We read the background information -- for legal graphics, that means the complaint, the briefs, and the expert reports -- and we listen to you explain your case and your strategic goals. We participate in mock trials or other jury research to see, first-hand, how the arguments are made and how they are interpreted by jurors. In other words, we learn the facts, understand your story, and know what you need to achieve.
We begin by clearly defining the work to be done -- whether it's an outline of the slides for trial, a storyboard for a tutorial or an animation, or the architecture of an interactive app. The plan keeps us all on the same page and aware of our overall progress. Nobody wants half a solution.
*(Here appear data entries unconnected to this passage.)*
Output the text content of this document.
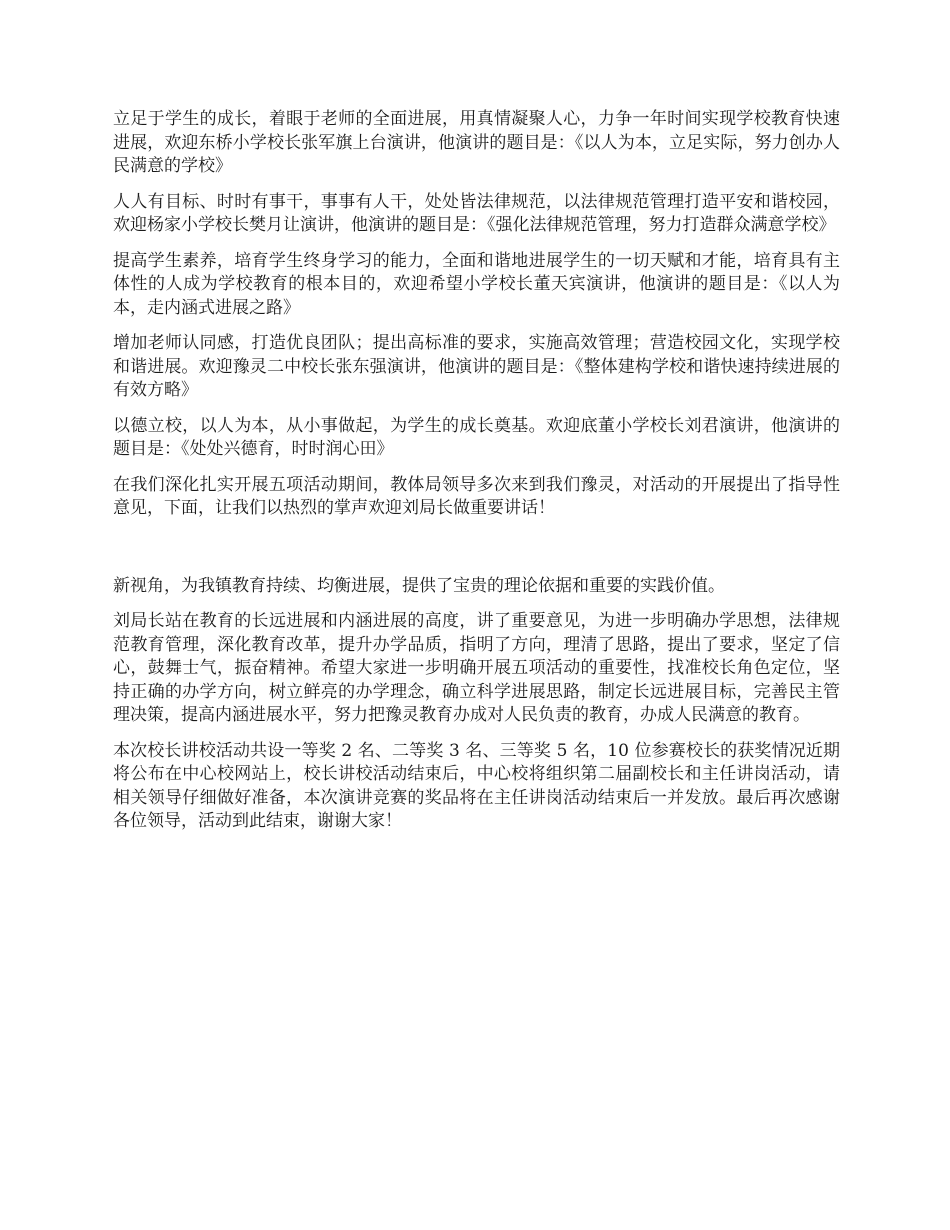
立足于学生的成长，着眼于老师的全面进展，用真情凝聚人心，力争一年时间实现学校教育快速进展，欢迎东桥小学校长张军旗上台演讲，他演讲的题目是：《以人为本，立足实际，努力创办人民满意的学校》

人人有目标、时时有事干，事事有人干，处处皆法律规范，以法律规范管理打造平安和谐校园，欢迎杨家小学校长樊月让演讲，他演讲的题目是：《强化法律规范管理，努力打造群众满意学校》

提高学生素养，培育学生终身学习的能力，全面和谐地进展学生的一切天赋和才能，培育具有主体性的人成为学校教育的根本目的，欢迎希望小学校长董天宾演讲，他演讲的题目是：《以人为本，走内涵式进展之路》

增加老师认同感，打造优良团队；提出高标准的要求，实施高效管理；营造校园文化，实现学校和谐进展。欢迎豫灵二中校长张东强演讲，他演讲的题目是：《整体建构学校和谐快速持续进展的有效方略》

以德立校，以人为本，从小事做起，为学生的成长奠基。欢迎底董小学校长刘君演讲，他演讲的题目是：《处处兴德育，时时润心田》

在我们深化扎实开展五项活动期间，教体局领导多次来到我们豫灵，对活动的开展提出了指导性意见，下面，让我们以热烈的掌声欢迎刘局长做重要讲话！

新视角，为我镇教育持续、均衡进展，提供了宝贵的理论依据和重要的实践价值。

刘局长站在教育的长远进展和内涵进展的高度，讲了重要意见，为进一步明确办学思想，法律规范教育管理，深化教育改革，提升办学品质，指明了方向，理清了思路，提出了要求，坚定了信心，鼓舞士气，振奋精神。希望大家进一步明确开展五项活动的重要性，找准校长角色定位，坚持正确的办学方向，树立鲜亮的办学理念，确立科学进展思路，制定长远进展目标，完善民主管理决策，提高内涵进展水平，努力把豫灵教育办成对人民负责的教育，办成人民满意的教育。

本次校长讲校活动共设一等奖 2 名、二等奖 3 名、三等奖 5 名，10 位参赛校长的获奖情况近期将公布在中心校网站上，校长讲校活动结束后，中心校将组织第二届副校长和主任讲岗活动，请相关领导仔细做好准备，本次演讲竞赛的奖品将在主任讲岗活动结束后一并发放。最后再次感谢各位领导，活动到此结束，谢谢大家！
There are many ways to tell a story. The best choice for you is based on the story you need to tell. But it also depends heavily on some very practical considerations. How will the visuals be shown? When is the project due? What's your budget? How many revisions are expected?
When you do something right, it seems obvious. Our presentations are clear, and persuasive not just because we have talent. We do the hard work of designing, conferring, and refining. It only looks obvious when we're done.
Developing graphics is an iterative process. Work gets revised. In business it happens. In litigation, the process, the courts and your opponent make it unavoidable. Some revisions arrive at 2pm and some arrive at 2am -- that's just how things go. So, when we say "Choose Wisely," that includes anticipating those revisions by building your initial graphics in ways that make changes easy.